I wasn't planning on posting a comic about this yet, but people have spammed me with the "ÆØÅ (Size Matters)" song so much that I thought I might as well post it now to let people know that yes, I have seen it.
(Before you click the link, know that the song isn't about who has the biggest alphabet in the world, but simply about the Norwegians desperately looking for something they have that's bigger than what USA has) http://www.youtube.com/watch?v=f488uJAQgmw
@ZanarNaryon - Got it from Norway, yes, since our early settlers came from there Icelandic is basically ancient Norse (though not ancient Norwegian - just a language in the Nordic area).
@Icybeach Actually, not to start an argument, but Mandarin Chinese is bigger. Have you seen the size of our phonetics system (PinYin)? a, o, e, i, u, ü, b, p, m, f, d, t, n, l, g, k, h, j, q, x, zh, ch, sh, r, z, c, s, y, w, ai, ei, ui, ao, ou, iu, ie, üe, er, an, en, in, un, ün, ang, eng, ing, ong. That's the actual order that the alphabet is in, and this isn't counting the 5 tones we have for each of our 6 vowels.
Wait.... How do you type those.... letters? Do you like have to memorize the ALt-code for them!?! Does your keyboard look different then ours!?! Oh-Nose! you have a bigger keyboard the I do.... Quick, grab me a 50 Cal. and a Malt 44., I need to over compensate for this revelation!
@Leowic Well some keys on your keyboards are replaced with other keys such as § ö ä å, but they replace keys that you have like / which we have to press shift and then 7 in order to type. Also i think you can do ö and ä by pressing the ¨ key if you have one.
@Leowic I don't know how it works in Scandinavia but the German keyboard is indeed different and bigger: we have the ö and the ändern next to the l and the ü next to the p. Also our y and z are changed and we have the ß next to the 0,I guess ... but that's still low level ... try with french: they have like every single key at the wrong place. And yes, in German we have 4 additional letters ... I like it ... it's special (even though it used to be 5 bc there were 2 versions of ß)
This reminds me of that time when i found a danish children's book at my grandmothers house and i was so confused because i thought that the ø letter was a o that had ben crossed over because the author regretted writing it
@Eyjarkonan ÖÁÍÝÉ doesn't count, since they're only latin letters with dots and lines over. I can give you Þ and Ð, though. (THough you actually got that from us)
@Mr_MK in ways they kinda dont have an alphabet
there is zhuyin fuhao which is used only really in Taiwan which has around 36 "letters" in it
you use em to make the the sounds and chose the character
in China, they only really used pinyin which just uses the english alphabet
@zhouhuanyue in hong kong, i believe they use cangjie which is so weird
they do not use that based off of sound, they base it off of what the character looks like
in my opinion, it's very confusing xD
@zhouhuanyue Actually, that's true for most Asian languages.
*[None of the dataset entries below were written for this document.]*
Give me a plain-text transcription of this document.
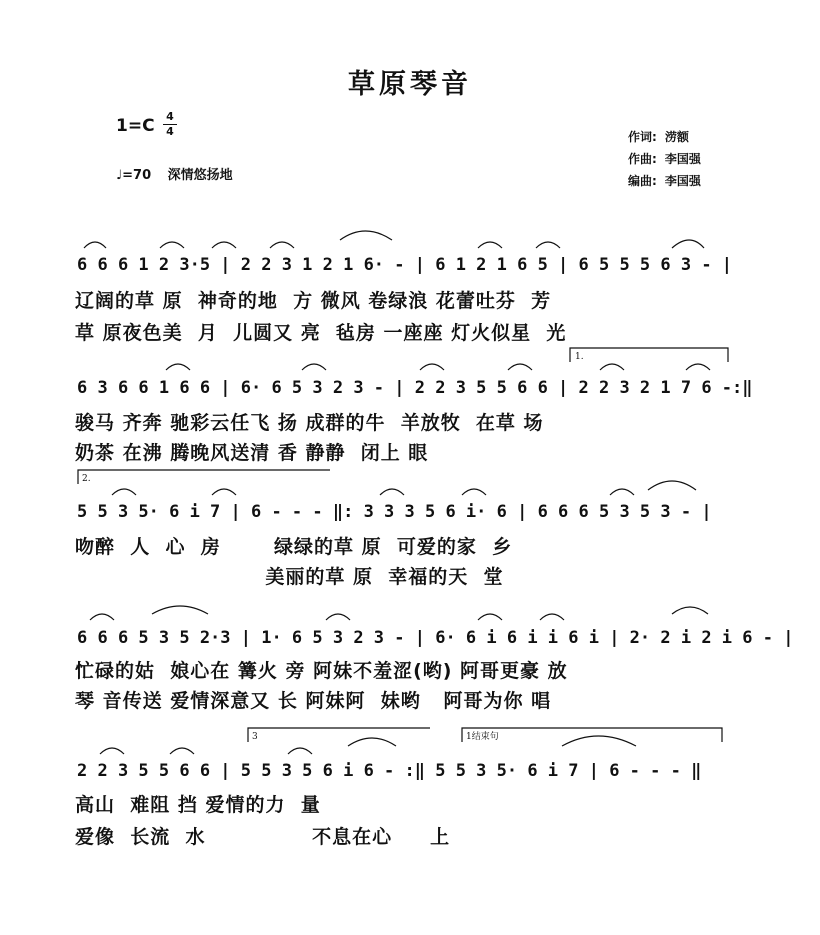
草原琴音
1=C 4
4
♩=70 深情悠扬地
作词: 涝额
作曲: 李国强
编曲: 李国强
1.
2.
3	1结束句
6 6 6 1 2 3·5 | 2 2 3 1 2 1 6· - | 6 1 2 1 6 5 | 6 5 5 5 6 3 - |
6 3 6 6 1 6 6 | 6· 6 5 3 2 3 - | 2 2 3 5 5 6 6 | 2 2 3 2 1 7 6 -:‖
5 5 3 5· 6 i 7 | 6 - - - ‖: 3 3 3 5 6 i· 6 | 6 6 6 5 3 5 3 - |
6 6 6 5 3 5 2·3 | 1· 6 5 3 2 3 - | 6· 6 i 6 i i 6 i | 2· 2 i 2 i 6 - |
2 2 3 5 5 6 6 | 5 5 3 5 6 i 6 - :‖ 5 5 3 5· 6 i 7 | 6 - - - ‖
辽阔的草 原  神奇的地  方 微风 卷绿浪 花蕾吐芬  芳
草 原夜色美  月  儿圆又 亮  毡房 一座座 灯火似星  光
骏马 齐奔 驰彩云任飞 扬 成群的牛  羊放牧  在草 场
奶茶 在沸 腾晚风送清 香 静静  闭上 眼
吻醉  人  心  房       绿绿的草 原  可爱的家  乡
美丽的草 原  幸福的天  堂
忙碌的姑  娘心在 篝火 旁 阿妹不羞涩(哟) 阿哥更豪 放
琴 音传送 爱情深意又 长 阿妹阿  妹哟   阿哥为你 唱
高山  难阻 挡 爱情的力  量
爱像  长流  水              不息在心     上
For example, Tamil, my language, is an "abugida". It has most consonants, but the glyphs (like ◌̊ in Å) don't represent a specific sound change for the same letter. They represent vowels instead. Its vowels are A, E, AI, I, O, AU. Also, fun fact: Tamil has 246 letters, and more than 400 if you count the glyphs together. Here's a little "hello" in my language:
வணக்கம்
Yes, confusing. Also, the dot means there is no glyph. So there is a glyph saying there is no glyphs? Weird, right?
Explanation: If there is no glyph, it has the a sound after it. If the dot is there, it removes any sound. But that doesn't mean you can add a vowel, then add the dot (it's called a "virama").